Paleontologists have discovered a new genus of ceratopsian — that’s a horned dinosaur — named Mercuriceratops gemini in Montana’s Judith River Formation and Alberta’s Dinosaur Provincial Park.
The 77-million-year-old species has been named Mercuriceratops — Latin for horned-face Mercury — because of frilled, winglike bones on the side of its head that resemble the winged helmet of Mercury, the Roman messenger god. The second part of its name, gemini, or Latin for twin, refers to the fact that the skulls found in Montana and Alberta were identical.
Mercuriceratops gemini, a relative of the well-known triceratops, was a 2-ton, 6-ft.-tall (1.82 m) plant eater from the late Cretaceous Period. The discovery of the two species with identical features proves that these dinosaurs were a distinct genus and not a mutation of a previously discovered species.

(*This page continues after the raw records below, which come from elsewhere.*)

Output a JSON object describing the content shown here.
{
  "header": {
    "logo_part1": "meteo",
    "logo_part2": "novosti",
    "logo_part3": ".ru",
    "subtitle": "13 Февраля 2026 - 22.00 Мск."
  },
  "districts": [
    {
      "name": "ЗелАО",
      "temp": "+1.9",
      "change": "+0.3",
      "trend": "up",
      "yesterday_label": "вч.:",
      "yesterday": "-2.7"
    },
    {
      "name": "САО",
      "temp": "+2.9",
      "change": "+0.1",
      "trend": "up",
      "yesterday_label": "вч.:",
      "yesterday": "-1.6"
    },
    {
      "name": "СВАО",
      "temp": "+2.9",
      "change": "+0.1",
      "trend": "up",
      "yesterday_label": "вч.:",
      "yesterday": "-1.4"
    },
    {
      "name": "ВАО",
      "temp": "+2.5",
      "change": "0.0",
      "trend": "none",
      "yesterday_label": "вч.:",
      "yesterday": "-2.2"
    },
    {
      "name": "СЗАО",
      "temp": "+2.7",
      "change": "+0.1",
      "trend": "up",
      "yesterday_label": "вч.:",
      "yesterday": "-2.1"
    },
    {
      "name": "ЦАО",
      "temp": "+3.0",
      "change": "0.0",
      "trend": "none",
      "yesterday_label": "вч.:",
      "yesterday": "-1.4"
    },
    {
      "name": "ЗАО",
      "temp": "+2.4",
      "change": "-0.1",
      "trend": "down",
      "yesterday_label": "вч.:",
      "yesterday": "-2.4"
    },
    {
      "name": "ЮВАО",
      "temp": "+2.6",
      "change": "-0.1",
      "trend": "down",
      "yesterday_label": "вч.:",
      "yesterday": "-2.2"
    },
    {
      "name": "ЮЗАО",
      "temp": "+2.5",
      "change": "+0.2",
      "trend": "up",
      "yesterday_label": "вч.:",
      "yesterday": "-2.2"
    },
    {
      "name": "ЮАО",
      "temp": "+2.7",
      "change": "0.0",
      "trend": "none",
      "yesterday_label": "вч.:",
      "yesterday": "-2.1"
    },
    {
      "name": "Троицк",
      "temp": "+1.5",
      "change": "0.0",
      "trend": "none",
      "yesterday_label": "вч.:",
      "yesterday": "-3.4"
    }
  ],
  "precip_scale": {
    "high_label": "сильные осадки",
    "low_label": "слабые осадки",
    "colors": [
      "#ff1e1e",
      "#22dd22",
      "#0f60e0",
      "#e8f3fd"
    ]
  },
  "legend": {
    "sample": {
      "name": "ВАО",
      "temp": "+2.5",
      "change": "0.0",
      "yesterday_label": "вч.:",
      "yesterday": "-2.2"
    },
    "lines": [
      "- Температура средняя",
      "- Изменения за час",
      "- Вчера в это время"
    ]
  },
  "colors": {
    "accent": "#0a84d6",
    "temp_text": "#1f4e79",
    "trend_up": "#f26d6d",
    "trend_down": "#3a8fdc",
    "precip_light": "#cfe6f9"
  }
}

The journal Naturwissenschaften described the creatures’ uniquely shaped horns as an atypical feature that differentiated it from all other known species. “Mercuriceratops shows that evolution gave rise to much greater variation in horned-dinosaur headgear than we had previously suspected,” co-author David Evans said in a statement. The protrusions are thought to have served as protection and could have been a sexually advantageous adaption that attracted mates.
The discovery of the new species is the latest find in the Southern Alberta Dinosaur Project, which aims to study the evolution and movement of dinosaurs from the late Cretaceous Period.
“This discovery of a previously unknown species in relatively well-studied rocks underscores that we still have many more new species of dinosaurs to left to find,” co-author Mark Loewen said.